This experiment is the primary experiment, designed to yield similarity judgments among all voices in the database, separately for each gender. The resulting matrix will be used to determine the number and characteristic features of individual voice types through subsequent perceptual testing and the utilization of a hierarchical clustering method.
- Existing Database: 150 Voices (75 Male and 75 Female, each representing 3 age categories--young, middle-age, and old)
- All voices were recorded reading speech
- Samples will be omitted that possess any significant regional dialect, as well as speakers of advanced age
- Total Listeners: 100 (50 Male and 50 Female; 10 people per data set: stratified sampling)
- Listeners will rank all possible pairs of voice within a gender on a 1-7 scale
- 50 voices per gender for a total of 2,450 trials
- Each listener will hear a stratified sample of the 2,450 pairings, specifically 490 trials per person for 1-1.5 hours of total testing per person
The resulting similarity matrix from Experiment 1 will be submitted to Hierarchical Clustering Scheme (HCS) analysis to group the voice types into "n" number of voice types, hierarchically (from as few as two to as many as half the voice sample size). The resulting HCS levels function to group all of the voices by similarity, but also provide the necessary framework for the judgments rendered by expert listeners in Experiment 2. Figure 1 illustrates a hypothetical HCS output that groups voices into types whose population increases at higher levels of analysis.
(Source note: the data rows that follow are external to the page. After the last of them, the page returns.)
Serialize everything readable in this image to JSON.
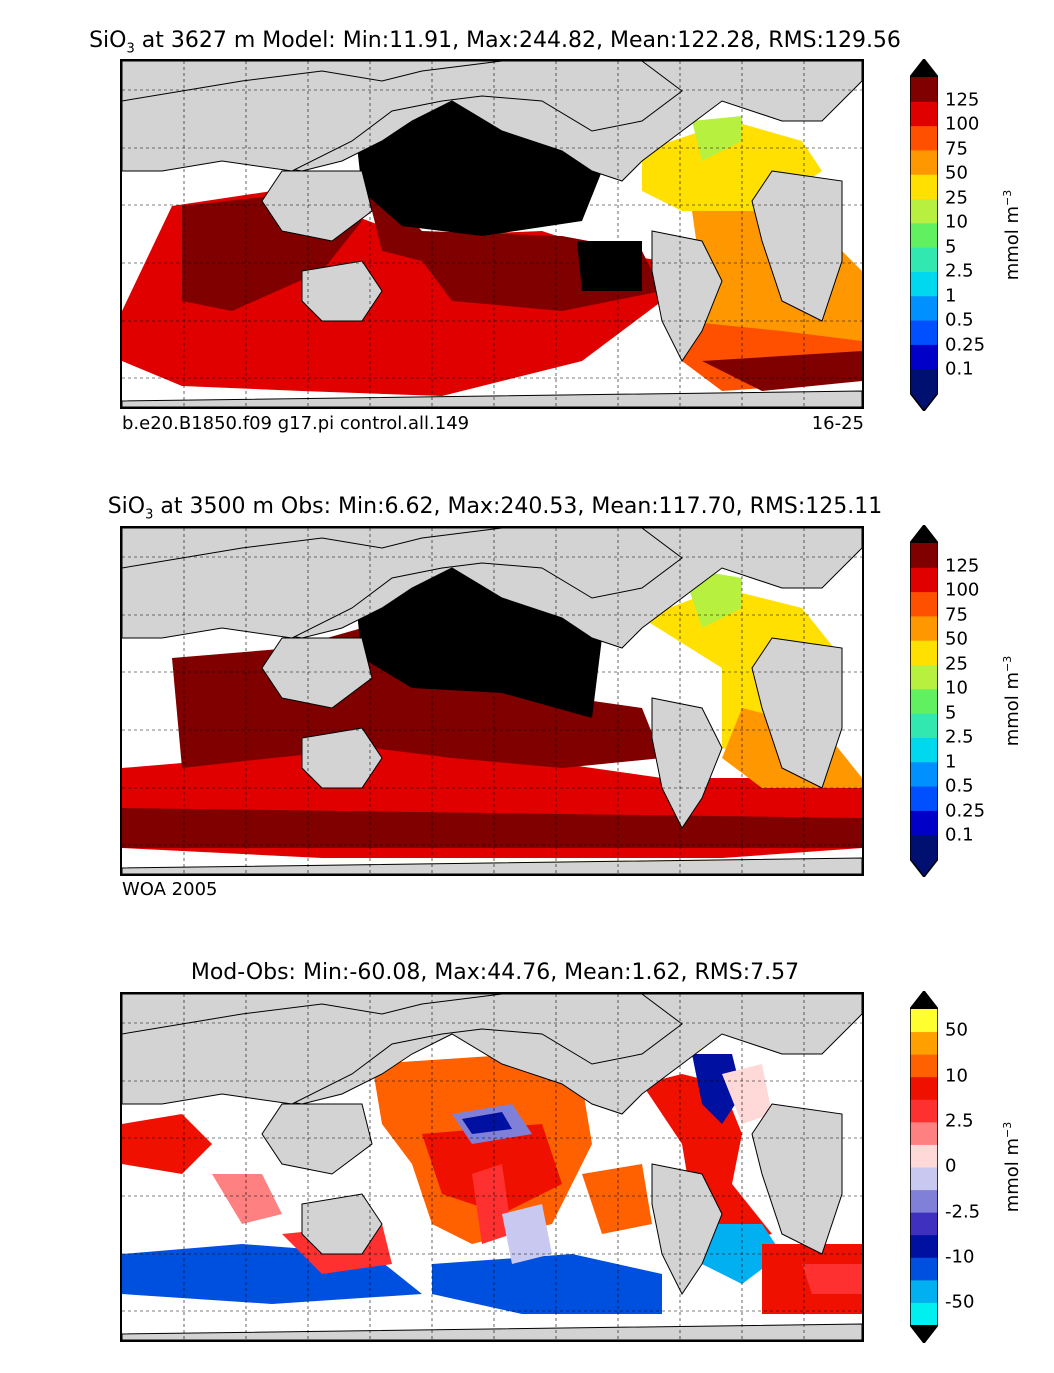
{
  "panels": [
    {
      "title_prefix": "SiO",
      "title_sub": "3",
      "title_rest": " at 3627 m Model: Min:11.91, Max:244.82, Mean:122.28, RMS:129.56",
      "caption_left": "b.e20.B1850.f09 g17.pi control.all.149",
      "caption_right": "16-25",
      "colorbar": {
        "ticks": [
          "125",
          "100",
          "75",
          "50",
          "25",
          "10",
          "5",
          "2.5",
          "1",
          "0.5",
          "0.25",
          "0.1"
        ],
        "unit": "mmol m",
        "unit_exp": "−3",
        "colors": [
          "#001070",
          "#0000c8",
          "#0050ff",
          "#0090ff",
          "#00d8f0",
          "#30e8b0",
          "#60f060",
          "#b8f040",
          "#ffe000",
          "#ff9800",
          "#ff5000",
          "#e00000",
          "#800000"
        ],
        "top_arrow": "#000000",
        "bottom_arrow": "#001070"
      }
    },
    {
      "title_prefix": "SiO",
      "title_sub": "3",
      "title_rest": " at 3500 m Obs: Min:6.62, Max:240.53, Mean:117.70, RMS:125.11",
      "caption_left": "WOA 2005",
      "caption_right": "",
      "colorbar": {
        "ticks": [
          "125",
          "100",
          "75",
          "50",
          "25",
          "10",
          "5",
          "2.5",
          "1",
          "0.5",
          "0.25",
          "0.1"
        ],
        "unit": "mmol m",
        "unit_exp": "−3",
        "colors": [
          "#001070",
          "#0000c8",
          "#0050ff",
          "#0090ff",
          "#00d8f0",
          "#30e8b0",
          "#60f060",
          "#b8f040",
          "#ffe000",
          "#ff9800",
          "#ff5000",
          "#e00000",
          "#800000"
        ],
        "top_arrow": "#000000",
        "bottom_arrow": "#001070"
      }
    },
    {
      "title_prefix": "Mod-Obs: Min:-60.08, Max:44.76, Mean:1.62, RMS:7.57",
      "title_sub": "",
      "title_rest": "",
      "caption_left": "",
      "caption_right": "",
      "colorbar": {
        "ticks": [
          "50",
          "10",
          "2.5",
          "0",
          "-2.5",
          "-10",
          "-50"
        ],
        "unit": "mmol m",
        "unit_exp": "−3",
        "colors": [
          "#00f0f0",
          "#00b0f0",
          "#0050e0",
          "#0010a0",
          "#4030c0",
          "#8080d8",
          "#c8c8f0",
          "#ffd8d8",
          "#ff8080",
          "#ff3030",
          "#f01000",
          "#ff6000",
          "#ffa000",
          "#ffff30"
        ],
        "top_arrow": "#000000",
        "bottom_arrow": "#000000"
      }
    }
  ],
  "map_colors": {
    "land": "#d3d3d3",
    "ocean_nodata": "#ffffff",
    "grid": "#000000"
  }
}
Experiment 2: Category Number and Labels
This experiment is performed after the primary experiment using trained/expert participants to determine the number of voice types, given the HCS results from Experiment 1. Expert participants are given all of the voices in the sample to listen to and are free to create as many groups as they like, totally under the listener's control. This experiment requires concentration and a commitment to do the task with a degree of vigilance. As such, trained and dedicated "expert" participants from the Speech Perception Lab at UF will be utilized.
The purpose of Experiment 2b is to take clusters of individual voices arranged hierarchically in Experiment 2a and determine 1) the total number of clusters that will constitute the inventory of voice types and 2) coin the best descriptive labels for each voice type (this is an open set task). These determinations will be made by ten expert participants who will listen to samples of all of the voices within a gender set, arranged visually in the HCS hierarchy. The modal number of clusters across all ten participants from the Speech Perception Lab at UF will be utilized.
This experiment also uses trained/expert participants to determine the labels for the voice types. In this case, the subjects will be provided with a limited, but familiar set of adjectives to describe the quality, type, and distinguishing features of the voices in a given set. "Here are some voice type labels, apply the best 50 labels to your categories that you can, creating the best match--though you may not be totally happy with the results." Adjectives and vocabulary items to describe human voices and vocal pleasantness will be obtained in part through through literature on voice quality and interviews with members of the acting and singing departments at UF and voice casting agents (where the result of these experiments will eventually find utility) and from the adjectives generated in Experiment 2b.. Examples might include: grumbly, twangy, raspy, nasally, etc.